所詮有名人だなんていっても、ブームつくりに利用される捨て駒なのだ。そう言い聞かせながらこなしてきたこの仕事も、小学生からの絶大なる信頼と憧れの集中砲火を浴びていると、いっその事、本物の炎で焼き殺してくれと、叫びだしたくなってしまう。
「はい、スベテシリオさん、スタジオ入りします!」
拍手でスタジオに迎え入れられた俺は、今日の流れの説明を受ける。
「まず、いつものように啖呵から子供を引き付けてください。何を言っているのかわからないようなものが、ベターです。その後、番組タイトル「丸ごと~ウオッチング!」のウォッチングの部分だけご唱和いただきます。そして、メインなのですが、最近、クイズ大王スベテさんがやらせではないか、と週刊誌が騒ぎはじめていますよね」
俺もそれは知っていた。スベテシリオはクイズの答えをすべて事前に知らされているという事実を、誰かが突き止めてくれれば、一切を失うが、すべてから解放されるという嘘からの脱却を真剣に願っているからだ。

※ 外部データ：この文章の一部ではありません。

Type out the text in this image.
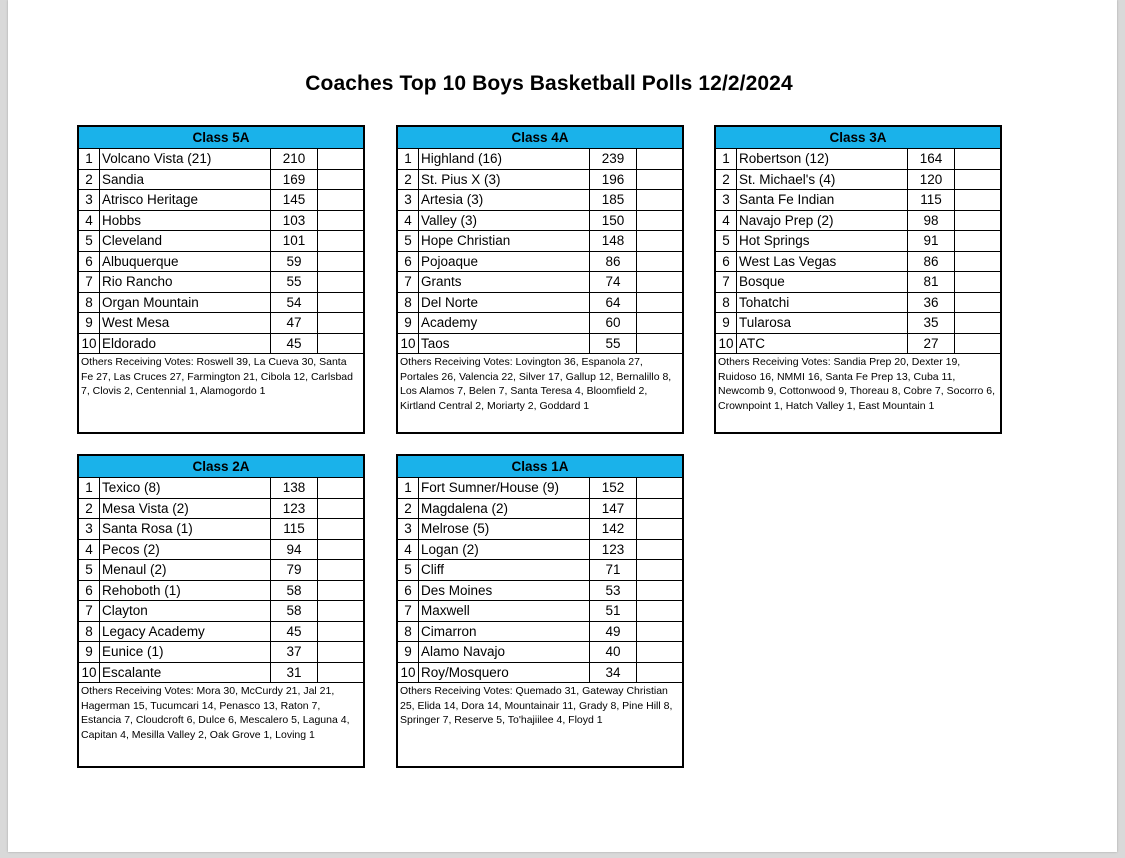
Coaches Top 10 Boys Basketball Polls 12/2/2024
Class 5A
1	Volcano Vista (21)	210	
2	Sandia	169	
3	Atrisco Heritage	145	
4	Hobbs	103	
5	Cleveland	101	
6	Albuquerque	59	
7	Rio Rancho	55	
8	Organ Mountain	54	
9	West Mesa	47	
10	Eldorado	45	
Others Receiving Votes: Roswell 39, La Cueva 30, Santa Fe 27, Las Cruces 27, Farmington 21, Cibola 12, Carlsbad 7, Clovis 2, Centennial 1, Alamogordo 1
Class 4A
1	Highland (16)	239	
2	St. Pius X (3)	196	
3	Artesia (3)	185	
4	Valley (3)	150	
5	Hope Christian	148	
6	Pojoaque	86	
7	Grants	74	
8	Del Norte	64	
9	Academy	60	
10	Taos	55	
Others Receiving Votes: Lovington 36, Espanola 27, Portales 26, Valencia 22, Silver 17, Gallup 12, Bernalillo 8, Los Alamos 7, Belen 7, Santa Teresa 4, Bloomfield 2, Kirtland Central 2, Moriarty 2, Goddard 1
Class 3A
1	Robertson (12)	164	
2	St. Michael's (4)	120	
3	Santa Fe Indian	115	
4	Navajo Prep (2)	98	
5	Hot Springs	91	
6	West Las Vegas	86	
7	Bosque	81	
8	Tohatchi	36	
9	Tularosa	35	
10	ATC	27	
Others Receiving Votes: Sandia Prep 20, Dexter 19, Ruidoso 16, NMMI 16, Santa Fe Prep 13, Cuba 11, Newcomb 9, Cottonwood 9, Thoreau 8, Cobre 7, Socorro 6, Crownpoint 1, Hatch Valley 1, East Mountain 1
Class 2A
1	Texico (8)	138	
2	Mesa Vista (2)	123	
3	Santa Rosa (1)	115	
4	Pecos (2)	94	
5	Menaul (2)	79	
6	Rehoboth (1)	58	
7	Clayton	58	
8	Legacy Academy	45	
9	Eunice (1)	37	
10	Escalante	31	
Others Receiving Votes: Mora 30, McCurdy 21, Jal 21, Hagerman 15, Tucumcari 14, Penasco 13, Raton 7, Estancia 7, Cloudcroft 6, Dulce 6, Mescalero 5, Laguna 4, Capitan 4, Mesilla Valley 2, Oak Grove 1, Loving 1
Class 1A
1	Fort Sumner/House (9)	152	
2	Magdalena (2)	147	
3	Melrose (5)	142	
4	Logan (2)	123	
5	Cliff	71	
6	Des Moines	53	
7	Maxwell	51	
8	Cimarron	49	
9	Alamo Navajo	40	
10	Roy/Mosquero	34	
Others Receiving Votes: Quemado 31, Gateway Christian 25, Elida 14, Dora 14, Mountainair 11, Grady 8, Pine Hill 8, Springer 7, Reserve 5, To'hajiilee 4, Floyd 1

「そこでですね、嘘発見器を用意しました。すべての質問に大王は「知ってる」と答えてください。心配は無用ですよ。針は遠隔操作で動きます。大王は何でも知っていると、堂々と全国民の前で、証明できますからね」
ニヤニヤしながら続ける。
「もう少し、大王のグッズが売れてくれないと、今消えちゃうとさ、ねっ?」
と耳打ちして、去って行った。
「はい、本番スタート!」
小学生が50人詰めかけたスタジオで、俺は自棄気味に
「テキ屋殺すにゃ刃物はいらぬ、雨の三日も降ればいい 」
と早口でまくし立てながら、登場した。
何を言っているのか理解できない小学生たちは、
「なんか、わかんないけど、物知りだなぁ」
と囁きあっている。
嘘発見器に座り、質問が始まる
「ひらがなで表記する市が4つある県は?」
間髪をいれずに大王である俺は答える。
「それ、知ってる」
「火星の衛星はフェボスとなに?」
「それも、知ってる」
オオオッとどよめきが起こる。司会者は叫ぶ。
「やはり大王は本当に何でも知っているのですね。針が、それを証明しています!」
悪夢のような収録が終わった。有名になりたいと、のし上がってきたが、こんなに苦しむのなら田舎に帰り畑でも耕していたい。
ひらがな表記の市が4つある県は、本当に知っている。
その答え、茨木県は俺の生まれ育った土地だからだ。